Zefanja gaat het om de terugkeer van God in het hart van de macht en daartoe is het nodig dat de machthebbers samen met heel Israël en alle volken het oordeel ondergaan. Want uiteindelijk staat God voor niemand centraal, niet voor de machthebbers maar evenmin voor de oppositie. Aan ons de vraag wat het zou betekenen als we niet alleen het idool van de machthebber zouden omverhalen, maar ook het idool van de criticus, niet alleen het afgodsbeeld van de directeur, maar ook dat van de ondernemingsraad. Er is in onze samenleving al vrijwel niemand meer die zich nog met de figuur van de koning identificeert. De koning heeft het immers altijd gedaan. Hij functioneert enkel nog als de blinde muur waarop iedereen zijn wantrouwen en verontwaardiging kan projecteren.
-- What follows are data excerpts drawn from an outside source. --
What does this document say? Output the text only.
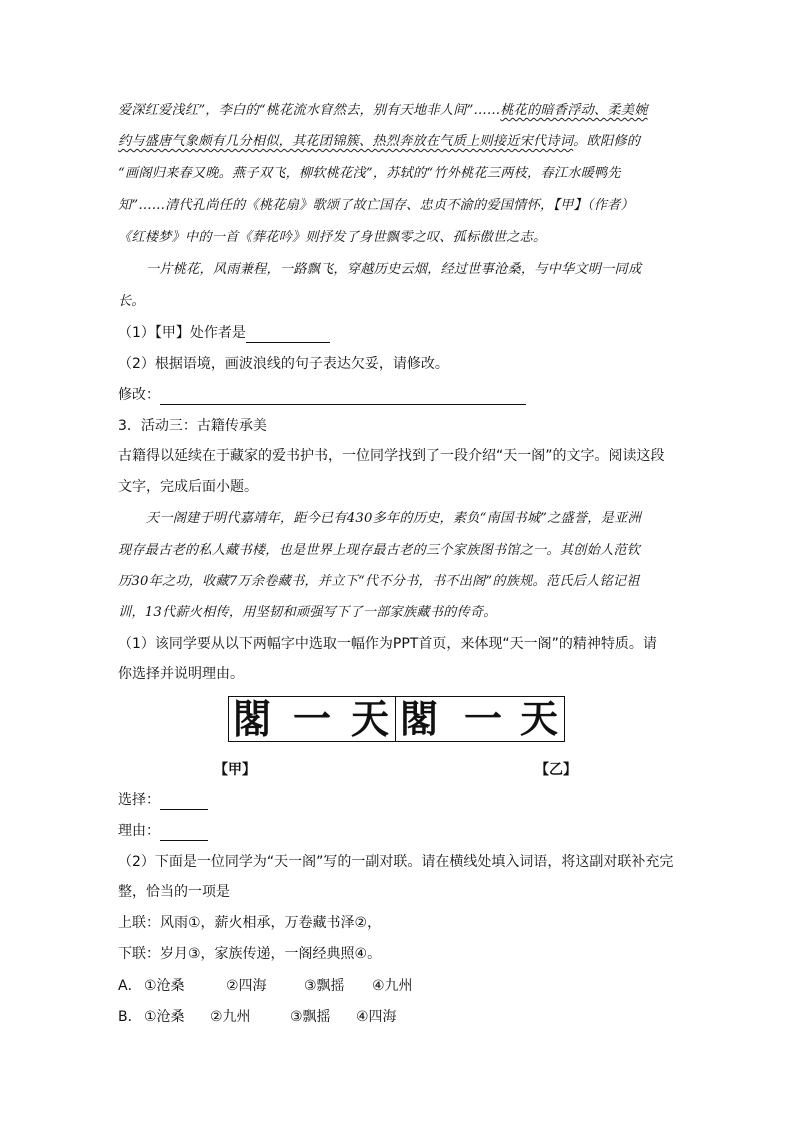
爱深红爱浅红”，李白的“桃花流水窅然去，别有天地非人间”……桃花的暗香浮动、柔美婉
约与盛唐气象颇有几分相似，其花团锦簇、热烈奔放在气质上则接近宋代诗词。欧阳修的
“画阁归来春又晚。燕子双飞，柳软桃花浅”，苏轼的“竹外桃花三两枝，春江水暖鸭先
知”……清代孔尚任的《桃花扇》歌颂了故亡国存、忠贞不渝的爱国情怀，【甲】（作者）
《红楼梦》中的一首《葬花吟》则抒发了身世飘零之叹、孤标傲世之志。
一片桃花，风雨兼程，一路飘飞，穿越历史云烟，经过世事沧桑，与中华文明一同成
长。
（1）【甲】处作者是
（2）根据语境，画波浪线的句子表达欠妥，请修改。
修改：
3．活动三：古籍传承美
古籍得以延续在于藏家的爱书护书，一位同学找到了一段介绍“天一阁”的文字。阅读这段
文字，完成后面小题。
天一阁建于明代嘉靖年，距今已有430多年的历史，素负“南国书城”之盛誉，是亚洲
现存最古老的私人藏书楼，也是世界上现存最古老的三个家族图书馆之一。其创始人范钦
历30年之功，收藏7万余卷藏书，并立下“代不分书，书不出阁”的族规。范氏后人铭记祖
训，13代薪火相传，用坚韧和顽强写下了一部家族藏书的传奇。
（1）该同学要从以下两幅字中选取一幅作为PPT首页，来体现“天一阁”的精神特质。请
你选择并说明理由。
閣 一 天 閣 一 天
【甲】	【乙】
选择：
理由：
（2）下面是一位同学为“天一阁”写的一副对联。请在横线处填入词语，将这副对联补充完
整，恰当的一项是
上联：风雨①，薪火相承，万卷藏书泽②，
下联：岁月③，家族传递，一阁经典照④。
A． ①沧桑	②四海	③飘摇 ④九州
B． ①沧桑 ②九州	③飘摇 ④四海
Daartegenover vertonen talloze mensen zich in de mantel van de profeet. Ze zijn toneelregisseur of voetbaldeskundige of advocaat of journalist en zoeken een koning om hem onder de guillotine van het vrije woord te brengen. Al doende bestijgen zij zelf de troon. Hierdoor ontstaat de merkwaardige situatie dat onze werkelijke koningen zich voordoen als oppositieleiders, als mensen die niet zetelen op de macht, maar op inzicht en kritiek.
Mijn vraag is: zou de kerk maatschappelijk actief kunnen zijn zonder te treden in de rol van de opposant, van het verzet, van de veller van het tegenoordeel? Zouden wij kritisch kunnen zijn door alleen maar te zegenen, bijvoorbeeld? En geloven wij voldoende in de kracht van vredelievendheid?